HER-2 overexpression in female genital tract clear cell carcinomas: Evaluation of different scoring guidelines, clinicopathological features and prognostic impact.

BACKGROUND: Clear cell carcinoma (CCC) is a rare high-grade adenocarcinoma associated with poor response to platinum-based chemotherapy agents in the female genital tract. Human epidermal growth factor receptor 2 (HER2) overexpression is routinely used as a biomarker for targeted therapy in breast and gastric carcinomas, but its role in CCC remains unclear. METHODS: In this study, HER2 overexpression was evaluated by immunohistochemistry (IHC) using College of American Pathologists (CAP) HER2 scoring guidelines for breast and endometrial serous carcinoma (ESC) on tissue microarray blocks. In equivocal and positive cases, fluorescence in situ hybridization (FISH) was performed. IHC score 3, and all amplified cases on FISH test were considered positive. RESULTS: Thirty-six cases of ovarian (OCCC), 36 endometrial (ECCC), and 2 cervical CCC were included. According to ESC and breast scoring guidelines, 20 % and 15.1 % of ECCC and 14.7 % and 6 % of OCCC were HER2 positive, respectively. Both cases of cervical CCC were negative. Scoring based on breast carcinoma guideline showed higher concordance (100 %) with gene amplification results, in comparison with ESC guideline (82.7 %). On multivariate survival analysis, HER2 positive ECCC and OCCC (based on ESC scoring methods) had significantly lower overall and disease-free survivals (OS, DFS) (P < 0.05). CONCLUSION: HER2 immunoscoring based on ESC guideline can yield a higher sensitivity with relevant clinical and prognostic features in OCCC and ECCC. HER2 can be considered a potential biomarker for targeted therapy and future clinical trials.

Immunohistochemical expression of PD-L1 and its correlation with microsatellite status in endometrial and ovarian clear cell carcinomas: a cross-sectional study.

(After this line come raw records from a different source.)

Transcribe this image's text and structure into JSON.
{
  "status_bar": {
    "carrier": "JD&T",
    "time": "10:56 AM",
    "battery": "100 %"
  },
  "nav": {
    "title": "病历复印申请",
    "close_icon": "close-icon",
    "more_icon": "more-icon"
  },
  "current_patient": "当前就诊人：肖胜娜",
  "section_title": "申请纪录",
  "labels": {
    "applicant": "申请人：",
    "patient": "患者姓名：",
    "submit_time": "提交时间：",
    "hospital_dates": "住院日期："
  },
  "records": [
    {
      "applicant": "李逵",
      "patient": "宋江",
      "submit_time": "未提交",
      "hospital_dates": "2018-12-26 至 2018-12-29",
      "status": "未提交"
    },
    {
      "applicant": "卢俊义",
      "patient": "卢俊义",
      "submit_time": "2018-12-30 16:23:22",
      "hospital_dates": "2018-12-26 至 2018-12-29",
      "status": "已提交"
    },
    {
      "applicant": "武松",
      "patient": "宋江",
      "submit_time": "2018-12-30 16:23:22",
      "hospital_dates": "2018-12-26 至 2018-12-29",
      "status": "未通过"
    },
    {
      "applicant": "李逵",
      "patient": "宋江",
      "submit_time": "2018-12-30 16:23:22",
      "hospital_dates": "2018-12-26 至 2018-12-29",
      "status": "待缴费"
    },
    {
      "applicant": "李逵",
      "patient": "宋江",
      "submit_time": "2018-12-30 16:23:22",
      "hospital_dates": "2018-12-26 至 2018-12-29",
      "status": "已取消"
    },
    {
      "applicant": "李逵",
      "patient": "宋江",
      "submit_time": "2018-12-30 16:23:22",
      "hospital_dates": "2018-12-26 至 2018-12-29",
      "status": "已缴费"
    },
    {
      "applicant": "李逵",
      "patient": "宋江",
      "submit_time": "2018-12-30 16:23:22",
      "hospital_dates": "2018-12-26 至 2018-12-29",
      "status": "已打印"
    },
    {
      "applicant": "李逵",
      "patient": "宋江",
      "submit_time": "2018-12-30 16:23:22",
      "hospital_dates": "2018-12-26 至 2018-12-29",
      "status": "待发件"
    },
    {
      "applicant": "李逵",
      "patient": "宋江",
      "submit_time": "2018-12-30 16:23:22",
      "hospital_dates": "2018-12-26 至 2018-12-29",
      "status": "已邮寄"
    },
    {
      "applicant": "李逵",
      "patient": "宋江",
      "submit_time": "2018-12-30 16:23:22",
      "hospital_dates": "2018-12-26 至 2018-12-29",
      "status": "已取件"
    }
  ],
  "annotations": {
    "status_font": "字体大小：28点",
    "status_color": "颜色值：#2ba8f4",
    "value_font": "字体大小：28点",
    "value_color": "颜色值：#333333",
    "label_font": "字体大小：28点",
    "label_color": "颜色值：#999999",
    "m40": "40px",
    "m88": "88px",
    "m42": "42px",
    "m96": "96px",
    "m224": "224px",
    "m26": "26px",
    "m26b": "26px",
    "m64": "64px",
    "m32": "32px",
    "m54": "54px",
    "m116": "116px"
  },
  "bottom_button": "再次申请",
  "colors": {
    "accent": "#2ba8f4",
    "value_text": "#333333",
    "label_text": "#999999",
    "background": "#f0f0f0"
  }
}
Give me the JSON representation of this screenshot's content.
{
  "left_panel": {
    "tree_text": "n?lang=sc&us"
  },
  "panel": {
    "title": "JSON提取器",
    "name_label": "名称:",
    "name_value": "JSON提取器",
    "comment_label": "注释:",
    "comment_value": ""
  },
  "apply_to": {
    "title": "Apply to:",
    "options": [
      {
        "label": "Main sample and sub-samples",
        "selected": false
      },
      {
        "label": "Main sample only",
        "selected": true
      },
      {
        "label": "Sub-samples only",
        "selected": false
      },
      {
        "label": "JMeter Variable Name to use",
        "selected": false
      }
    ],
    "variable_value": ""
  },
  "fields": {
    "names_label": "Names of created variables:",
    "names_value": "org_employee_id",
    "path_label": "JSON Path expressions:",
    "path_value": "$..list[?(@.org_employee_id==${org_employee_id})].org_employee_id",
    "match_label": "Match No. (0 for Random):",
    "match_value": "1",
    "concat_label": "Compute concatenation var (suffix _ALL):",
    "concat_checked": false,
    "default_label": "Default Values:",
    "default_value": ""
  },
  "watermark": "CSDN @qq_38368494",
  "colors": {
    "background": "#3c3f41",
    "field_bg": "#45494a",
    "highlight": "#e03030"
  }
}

BACKGROUND: Clear cell carcinoma is an uncommon histologic subtype of ovarian and endometrial carcinoma with poor response to Platinium-based chemotherapy agents at high stages. Blockage of Programmed cell Death Ligand-1 (PD-L1), can be used in targeted immunotherapy. This study investigated Mismatch Repair Deficiency (MMR-D) status, PD-L1 expression, and the correlation between PD-L1 expression and microsatellite instability (MSI) status in ovarian and endometrial clear cell carcinomas. METHODS: Ovarian clear cell carcinoma (OCCC) (n = 28) and endometrial clear cell carcinoma (ECCC) (n = 28) samples were evaluated for PD-L1 (in tumoral and peri-tumoral inflammatory cells), MSH6 and PMS2 expression by immunohistochemistry (IHC) study. PD-L1 expression > 1% in tumor cells and > 5% in peritumoral inflammatory cells were considered positive. RESULTS: The prevalence of PD-L1 expression was higher in ECCC (20/28, 71.43%) compared to OCCC tumor cells (16/28, 57.15%) (p > 0.05), while expression in peritumoral inflammatory cells was significantly higher in ECCC (25/28, 89.29%) compared to OCCC (11/28, 39.28%) (p < 0.05). MMR-D was observed in 5 cases, four OCCCs and one ECCC, among which, four (80%) showed PD-L1 expression in peritumoral inflammatory and tumor cells. The only OCCC case with extensive PD-L1 expression in tumor cells (> 50%) exhibited MSH6/MSH2 loss. No significant correlation was noted between PD-L1 expression and the pathologic stage or survival. CONCLUSION: PD-L1 expression was significantly associated with clear cell morphology, especially in the endometrium, independent of MMR protein status.